If scientists discover when and how imprinting goes awry, better therapies could be developed that focus on manipulating gene expression to prevent or offset imprinting errors. For example, RNA interference treatment, which allows doctors to dial down the expression of a targeted gene, such as a growth-related tumor gene, is being tested in several clinical trials.

In addition, the U.S. Food and Drug Administration approved two drugs for blood cell disorders, decitabine, and azacitidine, that prevent methyl groups (the stop code) from being added to genes in blood cells,

Now we know less than we thought we did

Though you may have always wanted to consider yourself expressing half Mom, half Dad, an even-stevens representation of their genetic codes, that isn’t the case. Be glad. If an interplay between your parents’ genes didn’t take place (imprinting), leading to an unequal gene expression, you wouldn’t be here.
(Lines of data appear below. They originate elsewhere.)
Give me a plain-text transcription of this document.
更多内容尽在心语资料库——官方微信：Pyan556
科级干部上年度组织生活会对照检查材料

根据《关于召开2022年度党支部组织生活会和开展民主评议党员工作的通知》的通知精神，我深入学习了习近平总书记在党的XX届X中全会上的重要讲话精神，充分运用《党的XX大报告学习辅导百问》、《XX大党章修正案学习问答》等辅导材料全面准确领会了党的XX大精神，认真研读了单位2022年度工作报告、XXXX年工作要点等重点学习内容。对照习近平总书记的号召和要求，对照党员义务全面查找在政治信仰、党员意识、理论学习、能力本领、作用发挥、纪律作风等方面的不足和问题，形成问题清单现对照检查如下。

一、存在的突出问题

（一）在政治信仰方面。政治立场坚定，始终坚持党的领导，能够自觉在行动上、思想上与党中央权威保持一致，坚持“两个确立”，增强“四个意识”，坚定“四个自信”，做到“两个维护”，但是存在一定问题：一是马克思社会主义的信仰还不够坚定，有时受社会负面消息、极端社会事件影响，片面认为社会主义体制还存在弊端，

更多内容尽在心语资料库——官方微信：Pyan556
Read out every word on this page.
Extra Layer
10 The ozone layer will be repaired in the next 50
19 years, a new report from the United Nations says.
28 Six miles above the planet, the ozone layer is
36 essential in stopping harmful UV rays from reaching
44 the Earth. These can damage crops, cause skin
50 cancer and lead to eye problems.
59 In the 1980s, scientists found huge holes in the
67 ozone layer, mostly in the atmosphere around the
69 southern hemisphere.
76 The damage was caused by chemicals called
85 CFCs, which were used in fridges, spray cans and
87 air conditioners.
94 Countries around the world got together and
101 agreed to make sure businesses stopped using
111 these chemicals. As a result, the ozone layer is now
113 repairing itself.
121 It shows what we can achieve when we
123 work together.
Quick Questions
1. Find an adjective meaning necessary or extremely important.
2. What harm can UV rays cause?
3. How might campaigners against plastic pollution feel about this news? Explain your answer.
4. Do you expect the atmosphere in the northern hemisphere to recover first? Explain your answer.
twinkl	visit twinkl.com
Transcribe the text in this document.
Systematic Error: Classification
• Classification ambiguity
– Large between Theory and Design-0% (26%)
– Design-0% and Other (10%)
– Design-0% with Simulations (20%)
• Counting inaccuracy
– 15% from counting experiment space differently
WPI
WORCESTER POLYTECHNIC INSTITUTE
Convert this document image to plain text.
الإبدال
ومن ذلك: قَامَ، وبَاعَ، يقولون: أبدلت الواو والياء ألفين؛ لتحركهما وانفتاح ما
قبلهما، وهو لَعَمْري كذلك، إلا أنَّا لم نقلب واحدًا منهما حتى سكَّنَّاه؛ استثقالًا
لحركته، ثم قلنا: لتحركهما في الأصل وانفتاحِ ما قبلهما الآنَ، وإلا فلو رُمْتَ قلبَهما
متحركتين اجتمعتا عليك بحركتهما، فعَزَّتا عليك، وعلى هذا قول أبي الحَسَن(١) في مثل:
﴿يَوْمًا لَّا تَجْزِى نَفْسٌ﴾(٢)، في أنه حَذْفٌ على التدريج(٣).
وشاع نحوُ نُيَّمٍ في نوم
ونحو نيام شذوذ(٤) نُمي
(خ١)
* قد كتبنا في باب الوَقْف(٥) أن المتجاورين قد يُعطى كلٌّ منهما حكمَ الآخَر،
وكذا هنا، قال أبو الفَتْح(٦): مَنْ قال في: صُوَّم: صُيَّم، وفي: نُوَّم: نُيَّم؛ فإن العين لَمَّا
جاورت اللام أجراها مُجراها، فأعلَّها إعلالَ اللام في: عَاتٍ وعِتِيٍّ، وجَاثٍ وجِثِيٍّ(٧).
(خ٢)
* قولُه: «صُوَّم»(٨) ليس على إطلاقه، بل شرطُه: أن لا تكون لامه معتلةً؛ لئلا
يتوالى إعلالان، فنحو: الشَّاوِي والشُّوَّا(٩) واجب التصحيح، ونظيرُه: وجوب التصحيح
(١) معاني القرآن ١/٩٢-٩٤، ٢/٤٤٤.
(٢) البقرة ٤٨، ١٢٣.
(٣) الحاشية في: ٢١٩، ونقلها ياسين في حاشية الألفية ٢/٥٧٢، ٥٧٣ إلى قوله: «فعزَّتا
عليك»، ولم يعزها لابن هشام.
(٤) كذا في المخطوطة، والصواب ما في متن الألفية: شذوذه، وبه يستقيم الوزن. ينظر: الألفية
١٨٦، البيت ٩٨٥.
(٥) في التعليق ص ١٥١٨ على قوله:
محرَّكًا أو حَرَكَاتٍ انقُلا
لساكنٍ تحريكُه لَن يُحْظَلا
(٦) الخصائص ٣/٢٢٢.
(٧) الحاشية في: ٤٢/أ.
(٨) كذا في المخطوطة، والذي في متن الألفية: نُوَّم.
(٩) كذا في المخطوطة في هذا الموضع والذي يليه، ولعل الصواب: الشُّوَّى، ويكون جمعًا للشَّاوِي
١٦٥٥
The basic tenets of inheritance have been forever changed. A century’s worth of study in genetics, developmental biology, and neuroscience was based on inheritance concepts that are no longer true, which means that we understand far less than we thought we did.

“We’ve got a bunch of new stuff that, fundamentally, we don’t even know how to get our minds around,” says Jon Wilkins, Phd, an evolutionary theorist formerly with the Santa Fe Institute. But we can no longer consider ourselves as rough composites of our parents but rather as complex puzzle pieces crafted from thousands of maternal and paternal pieces over generations.